Before his death, Gay was outraged over being named in the lawsuit, declaring, "I don't have anything to do with it!" according to his Salt Lake City attorney, Peggy Tomsic.

Tomsic said Dummar can't specify any wrongdoing by Gay, who testified years ago he wasn't in a position to know whether Hughes occasionally left his Desert Inn penthouse but said it was possible.

"Mr. Gay in his last year, and his wife of 60 years, had to face and defend claims that have no basis in fact and are time-barred," Tomsic said. "I was saddened I wasn't able to put these scurrilous allegations to rest before he died."

Dummar is suing Gay and Hughes' cousin William Lummis, a major beneficiary of the Hughes estate, who settled the estate with 21 distant cousins after years of litigation. Before he died, Hughes already had funded the medical institute, leaving it his stock from Hughes Aircraft Co.

Gay derived his wealth from running Hughes' many business ventures, not from the Hughes estate, lawyers said.

Lummis is retired and living in Texas and "can't believe this is happening," said his Salt Lake City lawyer, Randy Dryer. "It's spinning out of control with Dummar running off to different courts."

Dummar's case has a compelling new witness -- the billionaire's pilot, who says he lost track of Hughes at a rural Nevada brothel near where Dummar says he stumbled across Hughes and drove him to Las Vegas.

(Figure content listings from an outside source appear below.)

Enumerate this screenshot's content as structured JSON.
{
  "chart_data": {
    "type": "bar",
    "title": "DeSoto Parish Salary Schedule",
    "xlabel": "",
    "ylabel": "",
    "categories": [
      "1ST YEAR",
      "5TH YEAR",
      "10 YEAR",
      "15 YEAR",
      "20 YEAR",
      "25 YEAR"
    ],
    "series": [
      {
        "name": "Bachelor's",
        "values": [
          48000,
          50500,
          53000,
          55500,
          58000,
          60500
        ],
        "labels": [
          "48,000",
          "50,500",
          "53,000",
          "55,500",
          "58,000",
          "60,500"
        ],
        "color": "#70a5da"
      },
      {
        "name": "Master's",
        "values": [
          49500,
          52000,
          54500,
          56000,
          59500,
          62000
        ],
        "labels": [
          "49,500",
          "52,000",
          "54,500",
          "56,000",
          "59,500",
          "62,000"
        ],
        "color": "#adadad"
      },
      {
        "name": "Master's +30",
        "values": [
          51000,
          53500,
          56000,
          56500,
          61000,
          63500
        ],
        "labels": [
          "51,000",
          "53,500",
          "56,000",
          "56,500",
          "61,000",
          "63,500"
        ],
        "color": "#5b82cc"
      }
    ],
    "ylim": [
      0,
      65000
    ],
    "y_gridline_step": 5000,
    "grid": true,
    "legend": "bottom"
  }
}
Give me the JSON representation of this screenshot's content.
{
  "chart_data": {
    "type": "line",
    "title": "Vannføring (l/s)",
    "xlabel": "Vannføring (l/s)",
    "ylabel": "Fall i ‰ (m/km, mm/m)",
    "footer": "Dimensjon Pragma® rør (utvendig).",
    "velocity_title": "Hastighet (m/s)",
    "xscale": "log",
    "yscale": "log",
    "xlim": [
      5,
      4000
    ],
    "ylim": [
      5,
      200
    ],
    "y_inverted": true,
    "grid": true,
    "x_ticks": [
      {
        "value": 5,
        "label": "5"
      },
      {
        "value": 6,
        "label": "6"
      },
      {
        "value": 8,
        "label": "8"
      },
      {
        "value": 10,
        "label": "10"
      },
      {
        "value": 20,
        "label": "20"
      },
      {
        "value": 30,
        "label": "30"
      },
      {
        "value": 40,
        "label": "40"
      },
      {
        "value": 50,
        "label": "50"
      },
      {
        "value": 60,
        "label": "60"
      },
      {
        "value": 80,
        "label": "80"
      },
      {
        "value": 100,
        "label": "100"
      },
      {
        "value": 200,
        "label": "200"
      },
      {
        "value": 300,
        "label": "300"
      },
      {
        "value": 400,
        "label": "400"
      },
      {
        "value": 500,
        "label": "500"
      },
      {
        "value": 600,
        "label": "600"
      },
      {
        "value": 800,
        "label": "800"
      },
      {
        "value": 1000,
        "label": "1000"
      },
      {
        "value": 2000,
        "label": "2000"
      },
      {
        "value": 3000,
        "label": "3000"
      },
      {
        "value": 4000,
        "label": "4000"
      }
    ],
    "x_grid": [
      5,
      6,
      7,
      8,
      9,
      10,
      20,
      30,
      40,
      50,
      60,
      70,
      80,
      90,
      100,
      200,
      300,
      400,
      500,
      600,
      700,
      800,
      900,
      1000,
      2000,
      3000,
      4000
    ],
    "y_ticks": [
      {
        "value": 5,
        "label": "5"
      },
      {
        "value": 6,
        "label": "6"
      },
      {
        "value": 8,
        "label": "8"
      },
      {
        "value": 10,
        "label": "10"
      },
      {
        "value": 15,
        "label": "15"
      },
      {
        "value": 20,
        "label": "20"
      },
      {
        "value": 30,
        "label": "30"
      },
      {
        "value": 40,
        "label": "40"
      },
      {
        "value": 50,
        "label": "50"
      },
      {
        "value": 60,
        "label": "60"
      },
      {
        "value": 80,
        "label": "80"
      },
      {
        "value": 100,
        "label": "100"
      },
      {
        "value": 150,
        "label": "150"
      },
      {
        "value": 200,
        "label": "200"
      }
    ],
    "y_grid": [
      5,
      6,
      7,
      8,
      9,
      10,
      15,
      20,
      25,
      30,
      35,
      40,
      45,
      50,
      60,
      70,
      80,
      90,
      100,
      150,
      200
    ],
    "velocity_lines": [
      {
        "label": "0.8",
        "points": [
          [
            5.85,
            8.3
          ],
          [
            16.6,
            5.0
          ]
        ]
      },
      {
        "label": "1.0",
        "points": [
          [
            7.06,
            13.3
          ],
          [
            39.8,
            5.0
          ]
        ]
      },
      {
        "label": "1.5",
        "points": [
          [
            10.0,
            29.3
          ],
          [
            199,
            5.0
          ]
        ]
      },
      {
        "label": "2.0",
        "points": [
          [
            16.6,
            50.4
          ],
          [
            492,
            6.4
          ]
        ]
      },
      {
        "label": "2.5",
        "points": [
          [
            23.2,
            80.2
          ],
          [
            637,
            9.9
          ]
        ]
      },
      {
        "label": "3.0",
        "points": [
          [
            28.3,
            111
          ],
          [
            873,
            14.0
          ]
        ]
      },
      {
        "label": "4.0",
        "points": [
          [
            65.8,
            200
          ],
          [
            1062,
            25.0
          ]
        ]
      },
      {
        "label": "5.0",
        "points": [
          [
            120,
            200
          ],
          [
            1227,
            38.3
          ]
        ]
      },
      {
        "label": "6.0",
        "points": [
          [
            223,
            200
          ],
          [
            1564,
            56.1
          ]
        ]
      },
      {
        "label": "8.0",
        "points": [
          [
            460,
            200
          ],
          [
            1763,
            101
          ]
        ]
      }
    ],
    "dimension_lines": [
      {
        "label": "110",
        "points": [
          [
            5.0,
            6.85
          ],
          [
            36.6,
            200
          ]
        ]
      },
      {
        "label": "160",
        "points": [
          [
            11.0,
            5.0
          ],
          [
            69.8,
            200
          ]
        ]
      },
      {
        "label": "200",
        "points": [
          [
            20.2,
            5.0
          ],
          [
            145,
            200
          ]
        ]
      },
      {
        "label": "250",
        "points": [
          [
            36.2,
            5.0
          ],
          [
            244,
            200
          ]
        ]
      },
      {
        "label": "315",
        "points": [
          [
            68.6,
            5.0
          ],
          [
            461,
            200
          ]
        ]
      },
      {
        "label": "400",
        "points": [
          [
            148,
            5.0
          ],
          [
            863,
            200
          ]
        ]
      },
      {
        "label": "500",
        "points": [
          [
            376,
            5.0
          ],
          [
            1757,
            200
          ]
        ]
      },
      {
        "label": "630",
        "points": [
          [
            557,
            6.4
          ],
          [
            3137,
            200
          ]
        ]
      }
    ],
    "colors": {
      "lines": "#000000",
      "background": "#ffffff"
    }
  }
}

"Dummar got screwed, and I hope he gets what's coming," said Roberto Deiro, who was director of aviation facilities for Hughes Tool Co.

He said he often flew Hughes into the desert for a trysts with a diamond-toothed prostitute.

Gay leaves a wife, two sons and a daughter. Frank W. Gay II is chairman and chief executive of supplement maker Nutraceutical Corp. of Park City, Utah, and partner for F.W. Gay & Sons, a private equity firm.

Another son is serving a mission for the Church of Jesus Christ of Latter-day Saints in Uganda, Tomsic said.